Показав Фризе ванную, где можно было вымыть руки, Маврина накрыла на стол. Появились два прибора, бутылка коньяка и хрустальный штоф с шафранного цвета жидкостью. Наверное, настоенной на апельсиновых корочках водкой. И красовались три черные запотевшие банки датского пива «Туборг».

«Что за странная демонстрация?» — удивился Фризе. В это время появилась Алина Максимовна с подносом, на котором стояли тарелки с закусками. Похоже, выставив банки с пивом, хозяйка рассчитывала на эффект, потому что спросила:

— Удивлены? Помните: «В нашем доме пиво исключалось!» — повторила она фразу, сказанную при первом знакомстве.— Что будете пить? Коньяк, водку? — заметив его колебания, Маврина предложила: — Давайте начнем с пива. Не бойтесь, оно не отравлено.

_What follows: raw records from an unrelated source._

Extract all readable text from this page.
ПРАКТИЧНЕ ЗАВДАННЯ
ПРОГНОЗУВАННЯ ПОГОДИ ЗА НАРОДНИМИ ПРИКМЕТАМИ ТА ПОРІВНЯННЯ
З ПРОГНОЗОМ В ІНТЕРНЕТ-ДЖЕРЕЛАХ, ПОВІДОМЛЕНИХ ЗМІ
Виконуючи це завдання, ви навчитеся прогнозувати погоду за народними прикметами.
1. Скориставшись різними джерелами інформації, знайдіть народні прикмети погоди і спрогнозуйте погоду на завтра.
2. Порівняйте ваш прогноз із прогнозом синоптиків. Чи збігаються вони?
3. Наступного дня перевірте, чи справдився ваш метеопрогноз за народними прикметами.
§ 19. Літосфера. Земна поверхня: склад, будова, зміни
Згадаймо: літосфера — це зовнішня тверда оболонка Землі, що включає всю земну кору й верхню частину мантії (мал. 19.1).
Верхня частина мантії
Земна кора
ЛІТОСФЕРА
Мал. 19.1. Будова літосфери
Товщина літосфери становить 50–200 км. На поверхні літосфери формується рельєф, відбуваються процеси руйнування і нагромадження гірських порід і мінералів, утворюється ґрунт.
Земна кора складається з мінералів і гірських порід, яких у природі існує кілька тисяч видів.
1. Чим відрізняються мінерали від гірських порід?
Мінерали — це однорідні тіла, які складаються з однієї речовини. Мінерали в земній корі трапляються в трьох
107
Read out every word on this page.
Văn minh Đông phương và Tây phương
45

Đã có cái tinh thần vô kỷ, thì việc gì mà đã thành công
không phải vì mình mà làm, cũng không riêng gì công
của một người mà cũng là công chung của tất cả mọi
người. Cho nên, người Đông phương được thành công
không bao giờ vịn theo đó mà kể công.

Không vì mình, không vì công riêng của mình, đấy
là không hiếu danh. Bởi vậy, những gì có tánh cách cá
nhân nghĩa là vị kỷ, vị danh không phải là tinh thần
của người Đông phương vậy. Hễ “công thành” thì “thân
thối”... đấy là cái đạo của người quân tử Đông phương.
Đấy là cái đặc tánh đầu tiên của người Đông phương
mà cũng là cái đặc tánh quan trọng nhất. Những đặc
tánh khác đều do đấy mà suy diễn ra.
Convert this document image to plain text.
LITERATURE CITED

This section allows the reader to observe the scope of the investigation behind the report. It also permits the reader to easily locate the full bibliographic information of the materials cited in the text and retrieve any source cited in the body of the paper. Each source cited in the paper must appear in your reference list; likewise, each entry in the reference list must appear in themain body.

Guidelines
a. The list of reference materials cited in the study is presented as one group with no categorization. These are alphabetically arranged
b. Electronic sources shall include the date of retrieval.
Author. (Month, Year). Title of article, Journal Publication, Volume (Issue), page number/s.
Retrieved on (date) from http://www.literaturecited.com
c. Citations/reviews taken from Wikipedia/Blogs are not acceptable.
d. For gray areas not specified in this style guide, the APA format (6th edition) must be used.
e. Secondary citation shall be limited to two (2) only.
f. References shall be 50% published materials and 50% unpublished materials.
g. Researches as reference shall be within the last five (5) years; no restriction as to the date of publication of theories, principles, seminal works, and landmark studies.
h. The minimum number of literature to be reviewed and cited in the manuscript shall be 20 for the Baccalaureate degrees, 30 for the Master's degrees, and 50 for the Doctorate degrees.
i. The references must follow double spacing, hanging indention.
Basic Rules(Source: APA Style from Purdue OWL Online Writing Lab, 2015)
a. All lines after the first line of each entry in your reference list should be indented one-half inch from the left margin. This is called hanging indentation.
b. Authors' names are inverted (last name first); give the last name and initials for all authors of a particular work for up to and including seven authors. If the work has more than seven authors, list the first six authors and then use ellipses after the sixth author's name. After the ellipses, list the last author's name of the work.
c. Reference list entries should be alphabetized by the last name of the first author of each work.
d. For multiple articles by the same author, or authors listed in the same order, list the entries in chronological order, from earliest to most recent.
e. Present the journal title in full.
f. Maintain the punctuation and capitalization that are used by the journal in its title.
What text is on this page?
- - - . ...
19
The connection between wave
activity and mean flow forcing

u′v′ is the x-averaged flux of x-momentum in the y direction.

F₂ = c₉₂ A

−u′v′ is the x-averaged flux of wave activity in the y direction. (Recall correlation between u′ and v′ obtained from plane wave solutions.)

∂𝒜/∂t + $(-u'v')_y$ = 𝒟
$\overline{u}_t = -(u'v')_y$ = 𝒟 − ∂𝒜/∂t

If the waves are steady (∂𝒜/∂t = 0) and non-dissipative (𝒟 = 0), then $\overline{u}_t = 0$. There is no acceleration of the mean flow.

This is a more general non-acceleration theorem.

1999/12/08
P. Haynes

— Откуда оно, Алина Максимовна?

— Я вас заинтриговала?

— Да. Вы купили?

— В том-то и дело, что не купила. Нашла! В кабинете Алексея Дмитриевича.

— Алина Максимовна, извините, но я обязан пиво изъять.— Владимир бросил беглый взгляд на стол и почувствовал, как у него побежала слюна. Такого великолепия ему не смогла бы предложить и Берта. Соленые грибы в сметане, так любимый им отварной язык, лососина, сыр. И тугой аппетитный холодец.— Вы как будто изучили мои гастрономические пристрастия, Алина Максимовна,— сказал он с восхищением.

— Десять лет я изучала вкусы Алексея Дмитриевича. Сегодня утром похоронила его…

— Извините,— тихо сказал Фризе.

— Потом, по обычаю, помянули мужа. Дома, в Москве, собрались только близкие друзья. Алексей Дмитриевич всегда говорил мне, смеясь, что не хотел бы слушать застольные речи на собственных похоронах. «Дай каждому по бутылке, Лина, и пусть выпьют за меня у себя дома, в одиночестве».— Заметив, как серьезно слушает ее Владимир, Маврина улыбнулась: — Ну, что вы, Владимир Петрович, заскучали? Я вам испортила аппетит? Полноте! Муж был большим жизнелюбом, не любил, когда люди грустят. Может, проведете изъятие после ужина?

— Рискуя упасть в голодный обморок, сначала разберусь с пивом.— Фризе, наконец, сел, стараясь не смотреть на стол с закусками.

— Когда вы в прошлый раз спросили меня про пиво, я не солгала. У Алексея Дмитриевича побаливала печень, и он дал мне слово забыть о том, что существует такой напиток. Рюмку водки, коньяка врачи ему разрешали. Только не пиво. Я была уверена,— Маврина покачала головой.— И представьте, на другой день после вашего визита я нашла у него в кабинете огромную упаковку этого «Туборга». Ни наш шофер, ни домохозяйка ничего о пиве не знали. Наверное, он привозил его на такси из валютного магазина, когда никого дома не было.

Потом я стала читать его дневники… Все эти ночи я почти не спала, а дневники, поверьте, самое лучшее, что он написал.— Алина Максимовна вышла в соседнюю комнату и вернулась со стопкой из нескольких тетрадей. Положила их на стол перед Фризе.

— Вам нужно прочесть. Одна беда — из этой тетради вырвано несколько страниц.

— Вашим покойным мужем?

— Не думаю.— Маврина смотрела доверчиво, словно они были единомышленники в каком-то им одним известном предприятии. Наблюдая за ее спокойным лицом, ненароком встречаясь с ее бездонными черными глазами, Фризе не мог отделаться от ощущения, что для вдовы, несколько часов назад похоронившей супруга, Алина Максимовна выглядит чересчур спокойной. Откуда такая выдержка?

— Наверное, и санитара следует исключить. Во-первых, ему не удалось проникнуть в дом. Во-вторых, как говорили древние, что я Гекубе, что Гекуба мне? Чем мог грозить дневник известного писателя не слишком удачливому экспедитору мертвых?